Socially Responsible Investment of Public Pension Funds: The South Africa Issue and State Law


In 1980 public and private pension funds totaled more than $550 billion, owned more than 25% of all publicly traded stock, and controlled more than 40% of all debt capital in the United States. Pension fund assets are expected to surpass $1.3 trillion by 1985.

Although pension funds exist for the benefit of workers, control of the assets rests with trustees who, in turn, usually turn over the funds to a bank, an insurance company, or an independent investment manager. Control of the investment of such vast sums necessarily confers power to influence the economic and social direction of the nation. While investment policies have been traditionally dictated by purely economic considerations, growing concern for the social consequences of investment decisions now poses new questions of both law and policy. To the partisans of “socially responsible” investing, investments are more than a vehicle for financial return; investment practice includes support or repudiation of the conduct of the entity invested in.

Interest in directing investment funds for social goals has focused on issues concerning nuclear power, export of infant formula to third world countries, military and media policies. Unions have demonstrated interest in the labor policies of the corporations in which they invest; likewise, state and local governments favor investing pension funds to benefit the community of the participants. However, no issue in the ethical investment controversy is more far-reaching than the issue of investment in companies which do business in South Africa.

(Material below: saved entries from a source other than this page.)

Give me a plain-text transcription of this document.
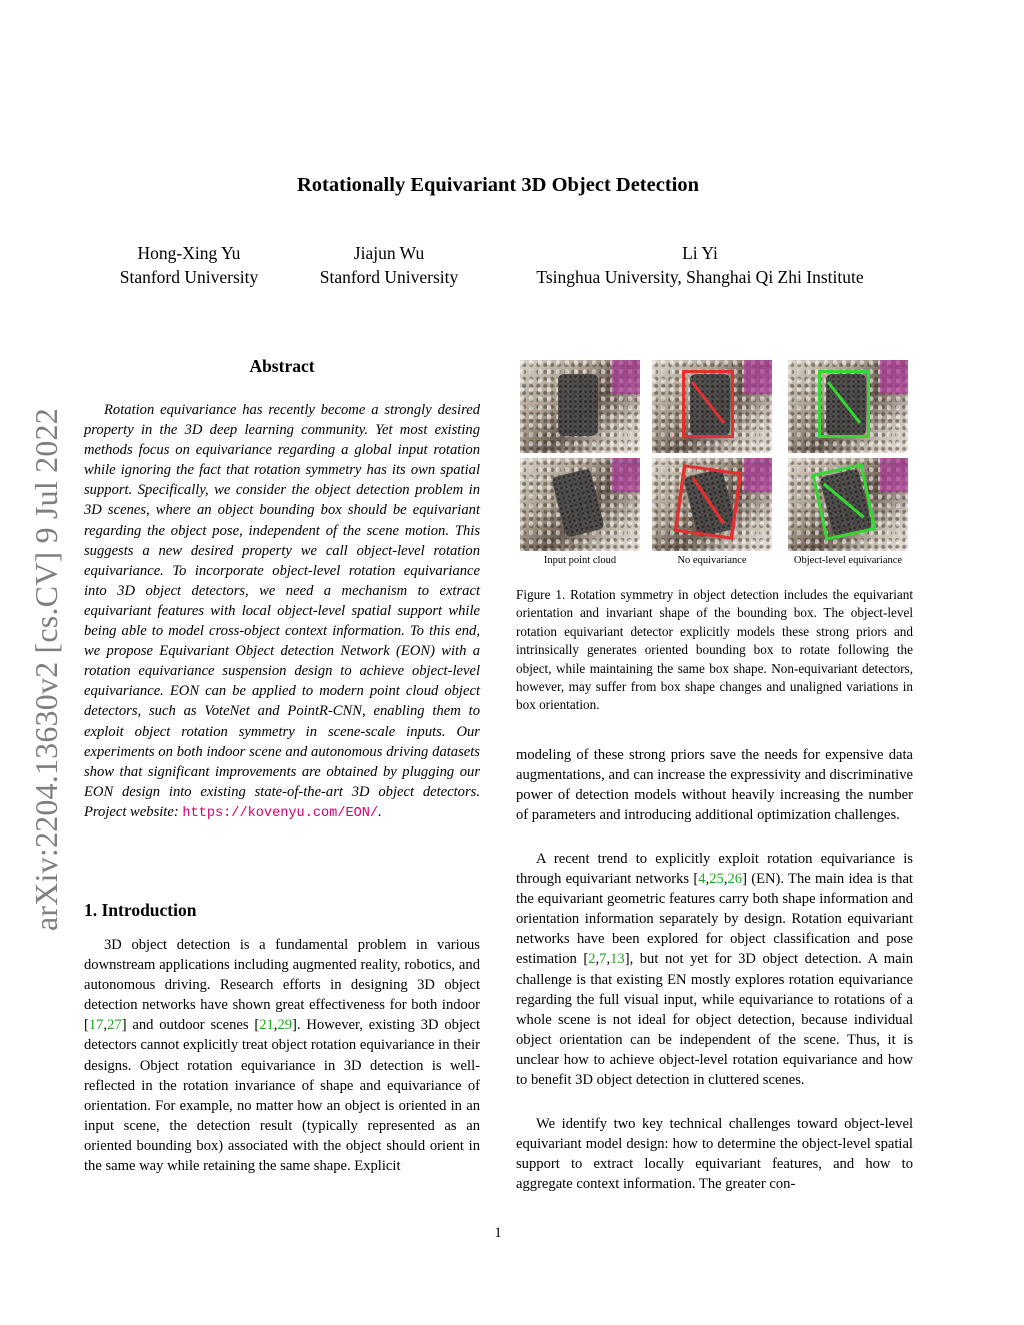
Rotationally Equivariant 3D Object Detection
Hong-Xing Yu
Stanford University
Jiajun Wu
Stanford University
Li Yi
Tsinghua University, Shanghai Qi Zhi Institute
arXiv:2204.13630v2 [cs.CV] 9 Jul 2022
Abstract

Rotation equivariance has recently become a strongly desired property in the 3D deep learning community. Yet most existing methods focus on equivariance regarding a global input rotation while ignoring the fact that rotation symmetry has its own spatial support. Specifically, we consider the object detection problem in 3D scenes, where an object bounding box should be equivariant regarding the object pose, independent of the scene motion. This suggests a new desired property we call object-level rotation equivariance. To incorporate object-level rotation equivariance into 3D object detectors, we need a mechanism to extract equivariant features with local object-level spatial support while being able to model cross-object context information. To this end, we propose Equivariant Object detection Network (EON) with a rotation equivariance suspension design to achieve object-level equivariance. EON can be applied to modern point cloud object detectors, such as VoteNet and PointR-CNN, enabling them to exploit object rotation symmetry in scene-scale inputs. Our experiments on both indoor scene and autonomous driving datasets show that significant improvements are obtained by plugging our EON design into existing state-of-the-art 3D object detectors. Project website: https://kovenyu.com/EON/.

1. Introduction

3D object detection is a fundamental problem in various downstream applications including augmented reality, robotics, and autonomous driving. Research efforts in designing 3D object detection networks have shown great effectiveness for both indoor [17,27] and outdoor scenes [21,29]. However, existing 3D object detectors cannot explicitly treat object rotation equivariance in their designs. Object rotation equivariance in 3D detection is well-reflected in the rotation invariance of shape and equivariance of orientation. For example, no matter how an object is oriented in an input scene, the detection result (typically represented as an oriented bounding box) associated with the object should orient in the same way while retaining the same shape. Explicit

Input point cloud	No equivariance	Object-level equivariance

Figure 1. Rotation symmetry in object detection includes the equivariant orientation and invariant shape of the bounding box. The object-level rotation equivariant detector explicitly models these strong priors and intrinsically generates oriented bounding box to rotate following the object, while maintaining the same box shape. Non-equivariant detectors, however, may suffer from box shape changes and unaligned variations in box orientation.

modeling of these strong priors save the needs for expensive data augmentations, and can increase the expressivity and discriminative power of detection models without heavily increasing the number of parameters and introducing additional optimization challenges.

A recent trend to explicitly exploit rotation equivariance is through equivariant networks [4,25,26] (EN). The main idea is that the equivariant geometric features carry both shape information and orientation information separately by design. Rotation equivariant networks have been explored for object classification and pose estimation [2,7,13], but not yet for 3D object detection. A main challenge is that existing EN mostly explores rotation equivariance regarding the full visual input, while equivariance to rotations of a whole scene is not ideal for object detection, because individual object orientation can be independent of the scene. Thus, it is unclear how to achieve object-level rotation equivariance and how to benefit 3D object detection in cluttered scenes.

We identify two key technical challenges toward object-level equivariant model design: how to determine the object-level spatial support to extract locally equivariant features, and how to aggregate context information. The greater con-

1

Investments which support South Africa’s “apartheid” policy exemplify what partisans of socially responsible investing want to avoid.

The South Africa issue is a paradigm of the extent to which notions of social responsibility may be permitted to enter into pension fund investment decisions. The focus is not clouded by the financial benefits which might flow to pension beneficiaries from creating a stronger union or community, as is the goal of some other kinds of nontraditional pension fund investment. The benefits are ethical. The debate has been snarled by competing interpretations of the traditional requirements of investing: “prudence” and the “sole benefit of the beneficiaries.” Presently, three states, Connecticut, Massachusetts, and Nebraska, have overridden these traditional investment guidelines with legislative action on the South Africa issue. In a fourth state, Wisconsin, the state Attorney General’s interpretation of an older statute has produced a similar effect.

These innovations by partisans of socially responsible investing are creating tensions in an area of law where significant questions of policy and procedure remain unresolved. Although many studies have analyzed investment policies for private sector pension funds, which are stringently regulated under federal law, no study has examined these new state actions restricting public pension funds. This study will describe briefly the nature and structure of public pension plans. It will then trace the evolution of the concern for socially responsible investing which has resulted in states restricting South African investments in their plans. The study will next examine the various approaches taken in implementing this policy.

The core of this study is an analysis of the legal issues raised by legislating socially responsible investment of state pension funds. Before these issues are reached, factual questions about the effectiveness and the financial consequences of restricting South African investments are considered. The study concludes by suggesting practical guidelines for the future: elements essential for successful state statutes and techniques for accommodating the competing interests.